In fact, her eyes had become so well adjusted she could see the details in the bark of the trees, the dancing leaves on their limbs, and the tiny movement of small creatures on the ground.

Hoo hoo, the owl called again.

Then there, in this subtle darkness, she felt a change within herself. A warmth grew from within her chest. Her own heart was alive with radiance. This loving energy flowed outward towards her hands, her legs, her feet, until she was wrapped in that same luscious joy she felt from the moon, but tenfold!

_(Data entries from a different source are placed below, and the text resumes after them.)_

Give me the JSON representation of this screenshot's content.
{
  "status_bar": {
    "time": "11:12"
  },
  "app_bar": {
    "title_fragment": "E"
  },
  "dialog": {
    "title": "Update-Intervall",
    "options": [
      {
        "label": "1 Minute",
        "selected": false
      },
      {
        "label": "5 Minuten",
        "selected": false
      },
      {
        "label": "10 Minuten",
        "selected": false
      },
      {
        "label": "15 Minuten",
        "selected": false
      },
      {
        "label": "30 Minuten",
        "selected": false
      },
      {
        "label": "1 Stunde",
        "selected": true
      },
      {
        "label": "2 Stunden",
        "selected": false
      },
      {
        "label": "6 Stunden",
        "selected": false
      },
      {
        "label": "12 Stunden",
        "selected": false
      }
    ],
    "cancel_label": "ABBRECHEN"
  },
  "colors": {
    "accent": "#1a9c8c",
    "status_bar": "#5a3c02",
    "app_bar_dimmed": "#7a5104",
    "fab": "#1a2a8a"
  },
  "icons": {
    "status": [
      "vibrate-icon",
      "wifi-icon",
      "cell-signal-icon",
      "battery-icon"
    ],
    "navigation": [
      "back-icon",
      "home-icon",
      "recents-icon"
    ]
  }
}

As she stood in rapture, she wondered if maybe it was not the love she received from the silent moon that had driven her dance, but something grander, something that reached beyond the sky, beyond the forest…outward, full circle, then back into her own heart.

And so that night, beneath the cloud covered sky she danced, bathed not in moon light, but at light that came from within.

To this day, you will still find the princess in the golden gown out dancing in the forest. Sometimes it will be with the wise, old trees, the playful frogs, or the noisy crickets, and sometimes it will even be with her dear old moon, but regardless of who accompanies her each night, one thing stands the same: you will always find that princess dancing with joy, illuminating her world with her own golden heart.

 

Authors Note: To me this is a story about being pulled by our own desire for happiness, and the mistake we make grounding it in material things–people, objects, places, believing that they will cure your woes, but in the end all  these things are fleeting. Like the princess in the golden gown, it’s not until we learn to find that inner joy-that love of Self that we can be truly content with ourselves and our world.  The moon didn’t have all the answers, only the girl did, within herself.

All you can really work on is yourself.  That’s it. As my friends Tim and Marybeth say, “It’s an inside job.” 

That it is.

May you  dance everyday of your life by the golden glow of your heart.